In China, 12 percent of employers surveyed last year increased salaries by more than 10 percent, and another 54 percent of companies gave raises ranging from 6 percent to 10 percent. The Year of the Horse looks to be a good year for workers, too, with Hays finding that 58 percent of Chinese employers surveyed expect to give raises of from 6 percent to 10 percent.
The one disappointment, not surprisingly, is Japan. Stagnant wage growth is a problem for Prime Minister Shinzo Abe’s plan to revive the country’s economy. Base salaries (excluding overtime and bonuses) fell 0.2 percent in April compared to a year earlier. That’s the 19th consecutive month of declining wages.

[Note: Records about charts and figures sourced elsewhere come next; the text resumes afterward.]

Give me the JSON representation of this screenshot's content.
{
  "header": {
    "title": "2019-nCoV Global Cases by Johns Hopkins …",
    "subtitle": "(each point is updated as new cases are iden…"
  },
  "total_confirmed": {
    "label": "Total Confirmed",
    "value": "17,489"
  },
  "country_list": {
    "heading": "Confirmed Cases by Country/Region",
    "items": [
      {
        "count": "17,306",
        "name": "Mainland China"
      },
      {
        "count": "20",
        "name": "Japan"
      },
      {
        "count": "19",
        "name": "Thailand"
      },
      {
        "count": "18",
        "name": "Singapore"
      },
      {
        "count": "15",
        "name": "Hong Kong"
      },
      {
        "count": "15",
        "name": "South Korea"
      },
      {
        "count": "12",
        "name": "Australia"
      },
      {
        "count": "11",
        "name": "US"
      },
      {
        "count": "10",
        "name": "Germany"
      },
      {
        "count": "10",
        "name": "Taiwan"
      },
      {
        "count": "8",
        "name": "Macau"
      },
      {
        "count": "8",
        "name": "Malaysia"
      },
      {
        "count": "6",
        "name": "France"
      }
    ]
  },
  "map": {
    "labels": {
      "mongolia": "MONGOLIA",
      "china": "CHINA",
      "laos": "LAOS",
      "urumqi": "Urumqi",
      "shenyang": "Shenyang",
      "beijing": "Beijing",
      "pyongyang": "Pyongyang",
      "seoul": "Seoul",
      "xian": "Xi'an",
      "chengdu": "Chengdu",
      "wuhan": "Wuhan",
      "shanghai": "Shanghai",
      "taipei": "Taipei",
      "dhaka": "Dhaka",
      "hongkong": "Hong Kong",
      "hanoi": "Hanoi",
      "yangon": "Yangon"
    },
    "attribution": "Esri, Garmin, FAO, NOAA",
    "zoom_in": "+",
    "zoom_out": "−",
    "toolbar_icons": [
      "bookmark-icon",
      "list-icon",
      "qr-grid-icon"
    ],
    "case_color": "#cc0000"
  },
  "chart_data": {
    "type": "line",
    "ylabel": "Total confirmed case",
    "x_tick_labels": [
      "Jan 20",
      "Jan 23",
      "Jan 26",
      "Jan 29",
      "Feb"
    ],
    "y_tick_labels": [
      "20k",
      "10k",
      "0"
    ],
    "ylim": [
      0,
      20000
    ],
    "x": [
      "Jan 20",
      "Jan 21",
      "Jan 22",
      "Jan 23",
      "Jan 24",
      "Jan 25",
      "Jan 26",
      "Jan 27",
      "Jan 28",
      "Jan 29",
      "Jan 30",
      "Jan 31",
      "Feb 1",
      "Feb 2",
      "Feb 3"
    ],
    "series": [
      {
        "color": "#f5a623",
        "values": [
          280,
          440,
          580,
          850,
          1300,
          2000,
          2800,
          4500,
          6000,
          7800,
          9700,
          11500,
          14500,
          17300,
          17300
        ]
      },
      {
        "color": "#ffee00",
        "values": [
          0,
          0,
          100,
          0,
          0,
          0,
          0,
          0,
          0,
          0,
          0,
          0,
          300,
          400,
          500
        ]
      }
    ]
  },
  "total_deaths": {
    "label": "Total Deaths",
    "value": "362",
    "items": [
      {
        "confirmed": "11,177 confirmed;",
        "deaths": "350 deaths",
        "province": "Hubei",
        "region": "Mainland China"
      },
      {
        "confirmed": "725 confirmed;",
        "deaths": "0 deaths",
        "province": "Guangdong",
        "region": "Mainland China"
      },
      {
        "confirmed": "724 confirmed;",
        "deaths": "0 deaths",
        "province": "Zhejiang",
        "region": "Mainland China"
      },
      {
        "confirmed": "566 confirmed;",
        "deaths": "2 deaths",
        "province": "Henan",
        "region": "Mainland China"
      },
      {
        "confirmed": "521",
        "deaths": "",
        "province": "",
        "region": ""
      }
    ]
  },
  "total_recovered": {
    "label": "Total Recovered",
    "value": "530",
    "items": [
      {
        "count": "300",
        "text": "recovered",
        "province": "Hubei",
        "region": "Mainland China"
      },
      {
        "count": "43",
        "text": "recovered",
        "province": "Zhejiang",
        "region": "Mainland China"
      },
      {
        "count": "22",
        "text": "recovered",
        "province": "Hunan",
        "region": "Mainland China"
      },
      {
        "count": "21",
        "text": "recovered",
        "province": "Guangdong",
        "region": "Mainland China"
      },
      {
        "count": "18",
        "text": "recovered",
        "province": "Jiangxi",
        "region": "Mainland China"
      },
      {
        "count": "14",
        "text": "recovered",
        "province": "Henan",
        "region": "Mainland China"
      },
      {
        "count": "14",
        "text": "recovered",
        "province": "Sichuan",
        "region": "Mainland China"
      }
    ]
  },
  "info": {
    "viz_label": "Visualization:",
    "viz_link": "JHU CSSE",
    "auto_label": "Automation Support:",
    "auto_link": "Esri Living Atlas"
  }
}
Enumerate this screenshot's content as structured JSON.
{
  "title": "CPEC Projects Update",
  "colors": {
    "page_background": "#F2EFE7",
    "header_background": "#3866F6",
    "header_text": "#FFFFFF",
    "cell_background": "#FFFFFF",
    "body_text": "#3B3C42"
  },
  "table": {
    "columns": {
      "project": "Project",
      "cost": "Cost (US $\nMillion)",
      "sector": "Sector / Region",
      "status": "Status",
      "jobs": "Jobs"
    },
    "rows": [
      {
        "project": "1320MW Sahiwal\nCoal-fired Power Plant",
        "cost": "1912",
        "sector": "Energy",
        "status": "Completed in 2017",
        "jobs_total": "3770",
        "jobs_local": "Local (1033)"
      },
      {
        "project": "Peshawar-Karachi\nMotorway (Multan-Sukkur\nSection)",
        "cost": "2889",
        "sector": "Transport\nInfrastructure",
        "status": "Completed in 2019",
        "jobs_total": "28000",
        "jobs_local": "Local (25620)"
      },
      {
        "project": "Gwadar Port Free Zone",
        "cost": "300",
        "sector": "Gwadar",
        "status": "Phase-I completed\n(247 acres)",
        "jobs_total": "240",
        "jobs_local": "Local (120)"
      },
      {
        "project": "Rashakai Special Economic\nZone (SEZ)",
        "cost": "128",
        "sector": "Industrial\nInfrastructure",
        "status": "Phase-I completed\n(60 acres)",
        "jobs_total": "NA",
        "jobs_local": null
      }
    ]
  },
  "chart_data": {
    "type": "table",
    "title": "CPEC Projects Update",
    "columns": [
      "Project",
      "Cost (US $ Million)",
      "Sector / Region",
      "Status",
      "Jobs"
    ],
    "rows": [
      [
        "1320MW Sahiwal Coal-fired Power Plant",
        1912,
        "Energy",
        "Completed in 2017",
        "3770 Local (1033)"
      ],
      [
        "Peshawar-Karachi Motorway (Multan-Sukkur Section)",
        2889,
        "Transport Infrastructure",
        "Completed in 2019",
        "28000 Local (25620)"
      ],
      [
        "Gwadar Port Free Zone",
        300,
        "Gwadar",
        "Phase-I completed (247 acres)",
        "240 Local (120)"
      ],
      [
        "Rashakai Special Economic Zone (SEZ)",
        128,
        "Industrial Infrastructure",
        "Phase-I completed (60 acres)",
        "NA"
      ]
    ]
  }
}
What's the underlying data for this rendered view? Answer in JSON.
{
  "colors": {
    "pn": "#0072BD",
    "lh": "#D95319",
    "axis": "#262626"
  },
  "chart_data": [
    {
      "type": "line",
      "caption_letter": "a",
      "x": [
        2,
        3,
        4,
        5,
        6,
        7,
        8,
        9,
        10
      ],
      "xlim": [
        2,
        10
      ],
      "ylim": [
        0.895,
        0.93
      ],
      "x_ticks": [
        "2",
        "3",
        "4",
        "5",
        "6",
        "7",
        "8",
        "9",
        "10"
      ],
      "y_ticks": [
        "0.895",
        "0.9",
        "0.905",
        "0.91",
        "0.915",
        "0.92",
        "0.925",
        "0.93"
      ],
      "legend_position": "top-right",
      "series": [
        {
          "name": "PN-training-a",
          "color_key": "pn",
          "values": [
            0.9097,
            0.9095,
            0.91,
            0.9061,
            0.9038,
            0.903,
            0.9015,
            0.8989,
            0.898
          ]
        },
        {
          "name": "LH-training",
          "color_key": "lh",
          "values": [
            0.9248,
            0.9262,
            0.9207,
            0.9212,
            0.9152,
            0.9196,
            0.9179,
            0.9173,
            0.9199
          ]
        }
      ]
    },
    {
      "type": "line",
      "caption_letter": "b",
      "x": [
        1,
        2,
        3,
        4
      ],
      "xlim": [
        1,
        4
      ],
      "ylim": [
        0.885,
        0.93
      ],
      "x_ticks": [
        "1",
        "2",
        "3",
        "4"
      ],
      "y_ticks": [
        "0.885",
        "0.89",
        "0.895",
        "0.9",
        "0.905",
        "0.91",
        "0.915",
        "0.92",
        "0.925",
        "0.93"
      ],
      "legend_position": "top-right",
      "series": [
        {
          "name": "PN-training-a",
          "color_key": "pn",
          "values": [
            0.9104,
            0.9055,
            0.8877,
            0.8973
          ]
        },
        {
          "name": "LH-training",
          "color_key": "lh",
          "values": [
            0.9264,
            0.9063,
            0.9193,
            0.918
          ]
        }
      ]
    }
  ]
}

With prices already rising and a tax increase that hit in April, consumers need to take home more money in order to feel comfortable spending. That’s why Abe has been using his bully pulpit to pressure Japanese companies to raise wages. The government’s goal is “profits rise, then salaries rise, so consumption will increase, and again profits will rise. We get into a virtuous cycle,” Abe said in an interview with Bloomberg News in Germany earlier this month. “What we want is for wages to rise more than prices.”
Employers in Japan haven’t been too generous, though. According to the Hays survey, 16 percent of Japanese companies gave workers no raise last year, while the 64 percent that did increase salaries limited the raises to less than 3 percent. The outlook is pretty much the same this year, with 64 percent expecting raises of zero to 3 percent and 12 percent of employers surveyed saying they don’t expect to give raises at all.
Another of Abe’s goals is to increase the role of women in the Japanese workforce. Japan ranked 105th among 136 countries in the World Economic Forum’s Global Gender Gap Report last year, and improving prospects for women who want to work is a “vital component” of Abenomics, the Prime Minister wrote in the Wall Street Journal last September. By the time Tokyo hosts the Olympic Games in 2020, he wants women to hold 30 percent of leadership positions in Japanese society.
Again, though, the Hays report shows just how much Japan lags behind the rest of the region. When asked the percentage of women in management positions, China did best  with 36 percent, followed by Hong Kong at 33 percent, Malaysia at 29 percent, and Singapore at 27 percent. Japan was last, with women holding only 15 percent of management positions at companies surveyed.